VisionTutor Course Syllabus
- Introduction - The course starts with an overview and an introduction to computer vision concepts. The corresponding Lab material teaches basic Aphelion System interaction, such as using the Graphical User Interface, and running an Aphelion Visual Basic compatible macro.
- Image Formation - The Image Formation section explores the basic issues of digital imagery: geometry, radiometry, photometry and digitization. This section concentrates on the digitization process, particularly in terms of how an image can be viewed as a mapping of the actual scene.
- Image Enhancement - This section explores linear and non-linear filtering, histogram equalization, and other image enhancement techniques.
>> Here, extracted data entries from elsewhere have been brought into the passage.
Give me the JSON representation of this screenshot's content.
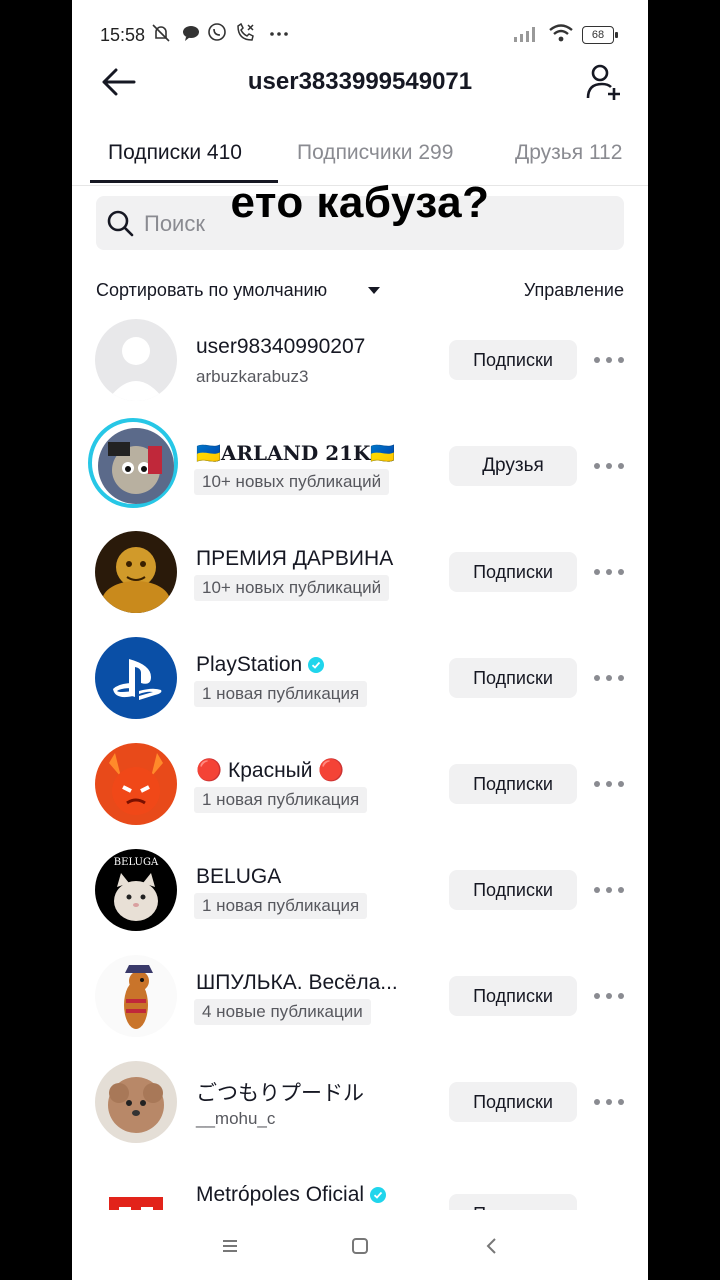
{
  "status": {
    "time": "15:58",
    "battery": "68"
  },
  "header": {
    "title": "user3833999549071"
  },
  "tabs": [
    {
      "label": "Подписки 410"
    },
    {
      "label": "Подписчики 299"
    },
    {
      "label": "Друзья 112"
    }
  ],
  "search": {
    "placeholder": "Поиск"
  },
  "overlay_caption": "ето кабуза?",
  "sort": {
    "label": "Сортировать по умолчанию",
    "manage": "Управление"
  },
  "rows": [
    {
      "name": "user98340990207",
      "sub": "arbuzkarabuz3",
      "button": "Подписки"
    },
    {
      "name": "🇺🇦ARLAND 21K🇺🇦",
      "sub": "10+ новых публикаций",
      "button": "Друзья"
    },
    {
      "name": "ПРЕМИЯ ДАРВИНА",
      "sub": "10+ новых публикаций",
      "button": "Подписки"
    },
    {
      "name": "PlayStation",
      "sub": "1 новая публикация",
      "button": "Подписки"
    },
    {
      "name": "🔴 Красный 🔴",
      "sub": "1 новая публикация",
      "button": "Подписки"
    },
    {
      "name": "BELUGA",
      "sub": "1 новая публикация",
      "button": "Подписки",
      "avatar_text": "BELUGA"
    },
    {
      "name": "ШПУЛЬКА. Весёла...",
      "sub": "4 новые публикации",
      "button": "Подписки"
    },
    {
      "name": "ごつもりプードル",
      "sub": "__mohu_c",
      "button": "Подписки"
    },
    {
      "name": "Metrópoles Oficial",
      "sub": "",
      "button": "Подписки"
    }
  ],
  "colors": {
    "accent_ring": "#27c7e6",
    "verified": "#20d5ec",
    "text": "#161823",
    "muted": "#8a8b91"
  }
}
- Edge Detection - Various types of edge detection schemes, such as first and second derivative, Sobel, Prewitt and facet models, are covered in this section. Other related topics, such as edge thresholding and edge thinning, are also discussed.
- Morphology - This section describes binary and gray scale morphology. Examples are used to show the theoretical nature of these operators, and how they are used in various applications.
- Region Segmentation - The Region Segmentation section explores a variety of region segmentation algorithms, such as region split and merge techniques, region growing, histogram peak/valley analysis, and a number of thresholding methods.
- Convolution, Filtering and Fourier Transform - This section explores the applications of these fundamental image processing techniques. Also covered is the important relationship between the spatial processing approach of convolution and the frequency processing approach of Fourier filtering.